Although Peter added new taxes, he also increased the efficiency of government and made a number of other reforms, largely as an outgrowth of his constant need to support his war efforts. The census of 1718 was taken so that the government could keep a better account of the taxpayers, and the efficiency of tax collections improved. Peter reformed the state administration and set up an advisory body called the Senate. He also established schools to provide trained administrators and industrial technicians. To increase Russia's military potential, Peter brought in Western experts to improve industrial production.

He abolished the patriarchate, and set up the Holy Synod under government control. Peter also improved the training of priests.

Most of Peter's reforms were set up in haste, and few were completed when he died. The people suffered from overtaxation and from fulfilling Peter's continual need to replenish his armies. As a result of the census of 1718 and the poll (head) tax that followed, increasing numbers of peasants were reduced to serfdom. This was because landlords, in reporting to the government, did not have to make a distinction between peasants and serfs. The landlord therefore tended not to make a distinction in other situations and to treat his peasants as if they were his serfs.
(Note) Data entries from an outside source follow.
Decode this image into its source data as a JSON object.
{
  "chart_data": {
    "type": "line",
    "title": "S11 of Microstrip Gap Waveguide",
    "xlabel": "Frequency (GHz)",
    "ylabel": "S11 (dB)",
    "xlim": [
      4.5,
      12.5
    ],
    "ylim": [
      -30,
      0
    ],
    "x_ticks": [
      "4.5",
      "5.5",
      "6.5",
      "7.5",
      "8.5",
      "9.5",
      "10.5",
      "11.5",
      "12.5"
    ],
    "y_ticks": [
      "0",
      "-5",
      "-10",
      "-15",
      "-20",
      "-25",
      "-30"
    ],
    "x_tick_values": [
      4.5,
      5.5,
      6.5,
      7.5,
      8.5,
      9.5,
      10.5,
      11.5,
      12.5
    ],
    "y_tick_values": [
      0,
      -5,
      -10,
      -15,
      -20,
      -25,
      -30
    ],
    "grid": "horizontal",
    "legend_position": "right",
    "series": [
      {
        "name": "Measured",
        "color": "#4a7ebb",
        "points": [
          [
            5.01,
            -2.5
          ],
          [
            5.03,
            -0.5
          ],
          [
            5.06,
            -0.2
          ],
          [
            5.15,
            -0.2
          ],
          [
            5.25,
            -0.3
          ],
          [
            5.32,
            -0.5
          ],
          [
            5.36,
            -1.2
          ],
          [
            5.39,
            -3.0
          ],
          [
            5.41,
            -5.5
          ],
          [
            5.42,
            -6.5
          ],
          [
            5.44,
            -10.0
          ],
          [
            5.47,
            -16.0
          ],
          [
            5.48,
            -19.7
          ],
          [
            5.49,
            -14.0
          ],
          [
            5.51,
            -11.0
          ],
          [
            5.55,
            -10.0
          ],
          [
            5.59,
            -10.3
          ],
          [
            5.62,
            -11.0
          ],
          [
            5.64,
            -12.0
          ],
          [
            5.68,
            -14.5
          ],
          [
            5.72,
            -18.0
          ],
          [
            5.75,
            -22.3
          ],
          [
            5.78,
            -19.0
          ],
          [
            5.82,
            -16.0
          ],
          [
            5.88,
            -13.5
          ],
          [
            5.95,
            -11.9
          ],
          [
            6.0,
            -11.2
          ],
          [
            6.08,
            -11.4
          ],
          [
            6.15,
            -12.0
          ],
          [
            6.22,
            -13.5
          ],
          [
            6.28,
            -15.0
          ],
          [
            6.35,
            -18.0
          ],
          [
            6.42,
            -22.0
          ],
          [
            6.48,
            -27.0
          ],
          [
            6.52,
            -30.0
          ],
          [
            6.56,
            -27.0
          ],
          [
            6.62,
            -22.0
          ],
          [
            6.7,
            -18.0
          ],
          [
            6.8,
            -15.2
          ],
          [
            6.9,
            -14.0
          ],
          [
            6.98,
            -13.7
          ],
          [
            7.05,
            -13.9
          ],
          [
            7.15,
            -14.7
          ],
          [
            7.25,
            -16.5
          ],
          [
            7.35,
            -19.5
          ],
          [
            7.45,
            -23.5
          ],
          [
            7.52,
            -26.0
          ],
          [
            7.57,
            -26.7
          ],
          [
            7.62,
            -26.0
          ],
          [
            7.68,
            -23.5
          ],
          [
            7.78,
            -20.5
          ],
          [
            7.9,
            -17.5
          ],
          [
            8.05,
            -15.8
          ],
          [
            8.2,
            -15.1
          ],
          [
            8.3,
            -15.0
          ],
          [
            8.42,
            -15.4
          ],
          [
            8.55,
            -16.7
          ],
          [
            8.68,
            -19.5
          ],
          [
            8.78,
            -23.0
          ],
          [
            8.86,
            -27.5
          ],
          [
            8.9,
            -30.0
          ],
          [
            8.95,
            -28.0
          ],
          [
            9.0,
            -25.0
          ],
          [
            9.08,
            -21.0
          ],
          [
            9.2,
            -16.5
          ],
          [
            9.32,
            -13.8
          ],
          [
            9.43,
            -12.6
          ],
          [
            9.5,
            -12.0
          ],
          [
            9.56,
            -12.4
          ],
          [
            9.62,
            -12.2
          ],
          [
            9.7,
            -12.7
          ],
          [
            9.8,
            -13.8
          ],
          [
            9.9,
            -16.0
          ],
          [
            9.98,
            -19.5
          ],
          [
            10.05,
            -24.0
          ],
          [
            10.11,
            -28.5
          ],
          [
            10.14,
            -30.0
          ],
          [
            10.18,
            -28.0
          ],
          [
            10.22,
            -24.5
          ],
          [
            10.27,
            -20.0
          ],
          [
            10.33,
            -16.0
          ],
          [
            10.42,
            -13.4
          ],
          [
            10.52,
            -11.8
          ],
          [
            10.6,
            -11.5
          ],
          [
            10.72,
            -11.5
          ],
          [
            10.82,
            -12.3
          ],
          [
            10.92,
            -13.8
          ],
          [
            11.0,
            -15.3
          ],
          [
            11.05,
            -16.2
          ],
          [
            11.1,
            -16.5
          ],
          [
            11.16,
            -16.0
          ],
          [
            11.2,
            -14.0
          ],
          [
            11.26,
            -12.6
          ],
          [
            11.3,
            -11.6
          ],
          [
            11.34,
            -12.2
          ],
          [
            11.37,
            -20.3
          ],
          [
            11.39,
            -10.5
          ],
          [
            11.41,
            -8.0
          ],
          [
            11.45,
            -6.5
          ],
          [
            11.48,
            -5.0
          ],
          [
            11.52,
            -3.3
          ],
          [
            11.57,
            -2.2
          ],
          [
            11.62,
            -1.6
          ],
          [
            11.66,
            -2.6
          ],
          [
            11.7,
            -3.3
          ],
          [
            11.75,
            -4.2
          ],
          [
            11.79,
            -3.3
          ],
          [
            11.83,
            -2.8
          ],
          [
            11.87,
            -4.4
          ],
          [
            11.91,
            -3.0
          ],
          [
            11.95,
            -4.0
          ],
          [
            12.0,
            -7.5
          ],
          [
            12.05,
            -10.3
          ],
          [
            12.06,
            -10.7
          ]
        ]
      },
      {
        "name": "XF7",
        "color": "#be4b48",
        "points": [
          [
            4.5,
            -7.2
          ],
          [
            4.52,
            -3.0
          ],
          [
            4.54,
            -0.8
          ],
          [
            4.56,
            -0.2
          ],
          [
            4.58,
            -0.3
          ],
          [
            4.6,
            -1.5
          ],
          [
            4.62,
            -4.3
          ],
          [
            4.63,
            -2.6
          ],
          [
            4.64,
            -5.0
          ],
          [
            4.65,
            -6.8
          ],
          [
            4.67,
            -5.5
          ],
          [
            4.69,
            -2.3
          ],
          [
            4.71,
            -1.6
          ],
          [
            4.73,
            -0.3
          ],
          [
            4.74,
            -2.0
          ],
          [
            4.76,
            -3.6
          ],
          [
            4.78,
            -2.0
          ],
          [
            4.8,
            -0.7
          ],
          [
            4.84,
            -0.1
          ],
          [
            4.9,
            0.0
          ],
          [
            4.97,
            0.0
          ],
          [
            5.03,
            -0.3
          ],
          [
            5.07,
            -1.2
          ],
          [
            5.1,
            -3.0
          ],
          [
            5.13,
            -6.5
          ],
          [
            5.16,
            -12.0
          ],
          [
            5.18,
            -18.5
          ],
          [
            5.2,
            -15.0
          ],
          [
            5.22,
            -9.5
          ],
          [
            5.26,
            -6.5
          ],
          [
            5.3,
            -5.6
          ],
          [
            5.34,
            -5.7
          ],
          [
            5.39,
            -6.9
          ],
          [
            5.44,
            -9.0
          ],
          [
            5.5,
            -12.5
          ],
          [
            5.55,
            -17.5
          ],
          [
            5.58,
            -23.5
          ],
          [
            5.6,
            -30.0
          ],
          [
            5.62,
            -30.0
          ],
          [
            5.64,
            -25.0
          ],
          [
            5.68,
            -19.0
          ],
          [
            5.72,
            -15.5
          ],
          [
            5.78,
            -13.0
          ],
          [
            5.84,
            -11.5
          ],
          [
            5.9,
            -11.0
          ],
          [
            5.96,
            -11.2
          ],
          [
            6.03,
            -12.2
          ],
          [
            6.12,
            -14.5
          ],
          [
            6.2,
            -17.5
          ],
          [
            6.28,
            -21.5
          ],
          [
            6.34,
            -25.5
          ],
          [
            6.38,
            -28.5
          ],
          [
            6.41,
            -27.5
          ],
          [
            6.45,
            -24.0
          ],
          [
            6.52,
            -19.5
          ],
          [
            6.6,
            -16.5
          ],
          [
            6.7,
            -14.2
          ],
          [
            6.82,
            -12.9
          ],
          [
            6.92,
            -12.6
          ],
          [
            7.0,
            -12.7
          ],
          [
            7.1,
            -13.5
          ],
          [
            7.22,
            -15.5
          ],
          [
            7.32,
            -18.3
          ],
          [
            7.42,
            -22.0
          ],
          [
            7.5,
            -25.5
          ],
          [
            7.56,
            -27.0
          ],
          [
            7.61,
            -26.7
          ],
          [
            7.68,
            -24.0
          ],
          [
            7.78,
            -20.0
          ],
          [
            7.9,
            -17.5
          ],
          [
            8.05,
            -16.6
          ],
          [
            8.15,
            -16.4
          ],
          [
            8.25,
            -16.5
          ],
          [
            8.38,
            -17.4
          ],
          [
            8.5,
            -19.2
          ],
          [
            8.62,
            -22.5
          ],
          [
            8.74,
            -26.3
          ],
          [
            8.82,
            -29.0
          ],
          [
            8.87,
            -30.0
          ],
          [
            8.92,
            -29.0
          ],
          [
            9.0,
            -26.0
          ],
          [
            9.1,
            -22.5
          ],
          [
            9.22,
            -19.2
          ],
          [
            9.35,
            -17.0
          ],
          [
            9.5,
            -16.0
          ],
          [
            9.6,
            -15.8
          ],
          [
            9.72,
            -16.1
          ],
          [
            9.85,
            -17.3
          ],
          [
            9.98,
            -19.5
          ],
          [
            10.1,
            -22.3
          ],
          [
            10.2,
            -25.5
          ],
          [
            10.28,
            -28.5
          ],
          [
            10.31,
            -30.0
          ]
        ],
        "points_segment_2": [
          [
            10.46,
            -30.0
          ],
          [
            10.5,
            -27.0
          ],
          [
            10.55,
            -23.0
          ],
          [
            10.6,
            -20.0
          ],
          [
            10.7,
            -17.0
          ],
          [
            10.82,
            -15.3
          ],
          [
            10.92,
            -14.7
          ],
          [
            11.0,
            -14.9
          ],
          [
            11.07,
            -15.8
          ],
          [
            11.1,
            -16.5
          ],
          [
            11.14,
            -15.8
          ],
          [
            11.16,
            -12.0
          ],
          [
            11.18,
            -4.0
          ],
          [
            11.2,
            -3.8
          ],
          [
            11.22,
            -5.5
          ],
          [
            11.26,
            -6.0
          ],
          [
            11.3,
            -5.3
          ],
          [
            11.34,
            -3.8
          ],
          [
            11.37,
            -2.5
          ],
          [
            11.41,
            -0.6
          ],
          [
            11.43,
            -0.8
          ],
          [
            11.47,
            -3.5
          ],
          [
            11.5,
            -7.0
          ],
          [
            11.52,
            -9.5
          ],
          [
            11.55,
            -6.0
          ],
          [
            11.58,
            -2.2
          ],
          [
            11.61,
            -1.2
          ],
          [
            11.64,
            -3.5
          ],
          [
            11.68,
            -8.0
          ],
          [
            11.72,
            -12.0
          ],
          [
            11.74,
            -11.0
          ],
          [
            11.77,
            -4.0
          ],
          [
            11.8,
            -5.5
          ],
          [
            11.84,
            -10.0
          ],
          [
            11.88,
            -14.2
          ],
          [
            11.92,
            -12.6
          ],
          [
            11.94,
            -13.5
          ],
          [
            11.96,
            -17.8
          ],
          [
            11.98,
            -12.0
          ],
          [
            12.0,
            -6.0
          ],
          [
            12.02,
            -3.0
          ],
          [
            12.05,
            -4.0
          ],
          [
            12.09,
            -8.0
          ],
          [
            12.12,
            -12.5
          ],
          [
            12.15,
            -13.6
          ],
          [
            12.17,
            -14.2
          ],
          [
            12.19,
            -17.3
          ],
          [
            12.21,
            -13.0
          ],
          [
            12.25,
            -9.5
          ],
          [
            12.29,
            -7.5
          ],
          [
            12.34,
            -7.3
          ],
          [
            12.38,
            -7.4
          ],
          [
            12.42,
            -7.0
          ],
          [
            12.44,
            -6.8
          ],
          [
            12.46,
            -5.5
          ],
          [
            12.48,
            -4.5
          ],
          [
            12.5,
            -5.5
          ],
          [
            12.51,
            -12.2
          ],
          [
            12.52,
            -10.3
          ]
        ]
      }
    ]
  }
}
On the land won from Sweden Peter built his new capital, St. Petersburg. Peter made Russia more Western in its outlook and ways of doing things.

Peter's Successors

For nearly 40 years after Peter died in 1725 the imperial guards and the nobles made and unmade rulers. Most of these monarchs allowed court favorites, who were often German, and adventurers to run the government.

In 1741 a palace revolution supported by the imperial guards gave the crown to Elizabeth, a daughter of Peter the Great. French influence then became dominant. Russia became increasingly involved in European politics and wars. In the Seven Years' War (1756–63) Russia joined Austria, France, Saxony, and Sweden in war against Prussia, Great Britain, and Hanover. In 1762, when the Russian army was on the verge of complete victory over Prussia, Elizabeth died.

Catherine the Great

Elizabeth was succeeded by Peter, her nephew. He admired Frederick the Great of Prussia and saved him from disaster by making peace. In July, 1762, Peter was overthrown and murdered in a palace revolution led by his wife, Catherine, a German princess.

The reign of Catherine was a time of great power and splendor for Russia. The empress directed every area of state policy and was skillful in choosing talented officials and generals. She corresponded with other monarchs and with leading intellectuals of Western Europe. She drew up elaborate plans for reforms. There were many serf rebellions, notably one led by Emelyan Pugachev, a Cossack who claimed to be czar. Many nobles were killed during Pugachev's rebellion, leading Catherine to abandon her plans for reform.

In the late 18th century, Russia acquired much territory in the west as Poland was divided among Russia, Prussia, and Austria. In two wars with Turkey, Russia gained nearly all the northern shoreline of the Black Sea. Russia strengthened its hold on eastern Siberia and established trading posts in Alaska. Catherine reorganized the provinces, set up local administrative districts, and established a more efficient system of courts. After the outbreak of the French Revolution in 1789, Catherine, fearing a revolution in Russia, adopted a policy of repressing all new ideas.